To be honest, we probably haven’t seen a director take such a chance with a remake since Rob Zombie worked his magic on Halloween. With It, Muschietti has delivered a completely different film to what we have seen with any adaptation of It previously. He takes Stephen King’s tale and turns it into a coming-of-age film… and a damn fine one at that. These kids aren’t your stereotypical ‘film kids.’ First, he’s got kids that aren’t your average ‘child model’ actor and then has them speaking the way you would expect them to. Yes, parents, kids do use the ‘f**k’ word and has given them each their own unique personality, which comes in handy as their fears come to the surface, rather than just simply having all the kids act exactly the same way. And while I’m sure some critics will question the scene with the kids sitting around in their underwear, to me it brought a real natural feel to the film.
That natural feel also comes through in other ways throughout the film. Going back to the novel and giving the main character a stutter again makes the film feel incredibly natural, and the fact that the team of screenwriters who worked on the film also saw fit to bring in controversial storylines such as child abuse only grounds the film even more in the real world. It would have been very easy to give the kids simple fears such as spiders and what not, but to take it that step further and actually introduce things like child abuse and bullying – that sadly some kids have to go through in their lives – is something that not many people would have expected the script to have done.

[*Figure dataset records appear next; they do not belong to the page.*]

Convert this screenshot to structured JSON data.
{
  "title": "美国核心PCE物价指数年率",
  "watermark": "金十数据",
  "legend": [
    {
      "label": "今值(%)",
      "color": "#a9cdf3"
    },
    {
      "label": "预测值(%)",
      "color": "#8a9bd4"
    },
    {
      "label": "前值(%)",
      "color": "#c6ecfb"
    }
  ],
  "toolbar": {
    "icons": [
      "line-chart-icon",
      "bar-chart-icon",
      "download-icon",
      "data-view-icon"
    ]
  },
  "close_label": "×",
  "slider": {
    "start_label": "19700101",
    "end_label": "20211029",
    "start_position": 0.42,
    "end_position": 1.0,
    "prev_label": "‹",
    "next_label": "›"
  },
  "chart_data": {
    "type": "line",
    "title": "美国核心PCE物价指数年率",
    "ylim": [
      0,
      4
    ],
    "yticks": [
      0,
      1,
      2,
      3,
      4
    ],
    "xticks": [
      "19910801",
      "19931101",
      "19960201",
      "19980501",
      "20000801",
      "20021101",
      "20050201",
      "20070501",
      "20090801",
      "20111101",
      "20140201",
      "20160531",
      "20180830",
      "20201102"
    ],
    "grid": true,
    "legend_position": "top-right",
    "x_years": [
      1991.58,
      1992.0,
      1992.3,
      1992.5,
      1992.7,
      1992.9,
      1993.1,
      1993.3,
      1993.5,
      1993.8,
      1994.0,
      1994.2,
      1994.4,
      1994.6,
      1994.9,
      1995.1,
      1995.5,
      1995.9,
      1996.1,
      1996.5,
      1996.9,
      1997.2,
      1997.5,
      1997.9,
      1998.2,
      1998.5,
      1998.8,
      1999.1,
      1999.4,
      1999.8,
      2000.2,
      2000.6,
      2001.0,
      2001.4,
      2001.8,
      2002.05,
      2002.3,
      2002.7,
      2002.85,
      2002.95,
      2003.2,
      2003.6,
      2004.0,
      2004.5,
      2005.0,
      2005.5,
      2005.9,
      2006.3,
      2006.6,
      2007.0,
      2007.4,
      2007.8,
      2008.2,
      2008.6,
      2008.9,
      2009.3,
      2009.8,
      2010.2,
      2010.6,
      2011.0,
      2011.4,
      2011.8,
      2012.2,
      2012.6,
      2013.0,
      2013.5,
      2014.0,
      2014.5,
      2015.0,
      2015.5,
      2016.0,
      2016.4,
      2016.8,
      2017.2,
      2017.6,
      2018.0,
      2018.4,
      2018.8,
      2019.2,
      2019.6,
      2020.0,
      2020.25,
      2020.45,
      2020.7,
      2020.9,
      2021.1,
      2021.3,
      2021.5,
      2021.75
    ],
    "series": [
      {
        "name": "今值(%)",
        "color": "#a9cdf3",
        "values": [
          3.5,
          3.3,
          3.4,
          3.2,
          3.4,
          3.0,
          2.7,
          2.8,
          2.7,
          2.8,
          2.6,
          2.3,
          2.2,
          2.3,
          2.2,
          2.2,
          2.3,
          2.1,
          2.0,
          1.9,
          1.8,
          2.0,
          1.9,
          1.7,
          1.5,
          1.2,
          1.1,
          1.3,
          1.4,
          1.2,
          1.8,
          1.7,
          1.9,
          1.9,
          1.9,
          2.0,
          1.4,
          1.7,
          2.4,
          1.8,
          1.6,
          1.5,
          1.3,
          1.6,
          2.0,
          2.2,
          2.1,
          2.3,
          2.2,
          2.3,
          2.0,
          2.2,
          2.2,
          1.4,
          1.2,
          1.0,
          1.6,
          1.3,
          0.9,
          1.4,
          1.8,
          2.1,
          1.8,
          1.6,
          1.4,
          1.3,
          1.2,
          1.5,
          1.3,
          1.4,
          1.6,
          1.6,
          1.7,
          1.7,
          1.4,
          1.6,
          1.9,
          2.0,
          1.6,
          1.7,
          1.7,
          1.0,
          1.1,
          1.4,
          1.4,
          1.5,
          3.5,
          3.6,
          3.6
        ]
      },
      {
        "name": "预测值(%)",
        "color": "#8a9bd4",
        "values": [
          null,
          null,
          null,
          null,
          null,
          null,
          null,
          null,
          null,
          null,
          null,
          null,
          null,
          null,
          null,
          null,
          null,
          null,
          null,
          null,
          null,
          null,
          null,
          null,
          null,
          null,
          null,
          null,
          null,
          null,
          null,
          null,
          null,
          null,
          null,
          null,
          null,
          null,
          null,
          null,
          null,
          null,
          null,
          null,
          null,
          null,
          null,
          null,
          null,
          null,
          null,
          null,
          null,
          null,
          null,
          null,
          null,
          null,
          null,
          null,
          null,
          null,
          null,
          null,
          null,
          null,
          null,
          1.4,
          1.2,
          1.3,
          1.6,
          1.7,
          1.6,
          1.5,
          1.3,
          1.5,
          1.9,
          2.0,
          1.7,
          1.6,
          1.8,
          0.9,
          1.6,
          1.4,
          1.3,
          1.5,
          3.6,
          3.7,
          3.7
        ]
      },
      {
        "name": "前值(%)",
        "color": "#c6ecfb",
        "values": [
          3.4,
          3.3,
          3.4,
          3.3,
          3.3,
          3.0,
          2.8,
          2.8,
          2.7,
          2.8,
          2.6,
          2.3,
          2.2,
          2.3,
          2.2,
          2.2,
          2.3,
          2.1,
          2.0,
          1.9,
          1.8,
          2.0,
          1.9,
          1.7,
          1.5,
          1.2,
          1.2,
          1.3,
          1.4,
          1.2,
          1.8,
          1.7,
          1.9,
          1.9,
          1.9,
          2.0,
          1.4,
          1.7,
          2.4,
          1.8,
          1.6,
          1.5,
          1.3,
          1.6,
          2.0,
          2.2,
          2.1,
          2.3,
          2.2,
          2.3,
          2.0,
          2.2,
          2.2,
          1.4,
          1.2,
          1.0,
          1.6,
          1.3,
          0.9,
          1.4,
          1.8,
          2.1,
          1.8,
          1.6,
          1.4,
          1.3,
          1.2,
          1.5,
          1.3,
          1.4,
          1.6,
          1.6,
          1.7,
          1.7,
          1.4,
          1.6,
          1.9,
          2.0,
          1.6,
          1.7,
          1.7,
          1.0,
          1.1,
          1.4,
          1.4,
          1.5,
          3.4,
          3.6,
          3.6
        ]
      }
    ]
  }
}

Of course, the best part of what Muschietti has done with this version of It is to remember that he is actually making a horror film and that it is more than okay to actually deliver some horror. Yes, there are confronting moments of teens having to get violent with baseball bats, but realistically, what are they to do when they are going into battle against evil? Muschietti also doesn’t fall into the trap that so many horror filmmakers do and decide to rest his laurels on jump scares to get at his audience. Instead, he creates truly horrific moments that are really going to impress the hardened horror fans out there.
When looking at the cast, you just have to say that the kids do an amazing job as an ensemble. Having said that though, Jaeden Liebehrer and Sophia Lillis do put in performances well and truly beyond their years though. Aside from the terrifying scenes with Pennywise, these two youngsters have to conjure up the emotions that a teenager would be feeling after losing a sibling or being sexually abused by their father. No doubt both actors had to go to some pretty dark places in order to tap into that and both need to be congratulated. Bill Skarsgård also does an amazing job playing Pennywise, and hopefully, if they are able to do the sequel set twenty-seven years into the future that they are able to bring him back.
Andy Muschietti has delivered one spectacular horror film with It. The harshness of the horror will keep fans happy while the characterisation and the coming-of-age storyline is a welcome change to what could have been. Group that together with a great soundtrack (sadly no Pennywise on it, though), and what we are left with is a horror remake that far exceeds what anyone expected for it.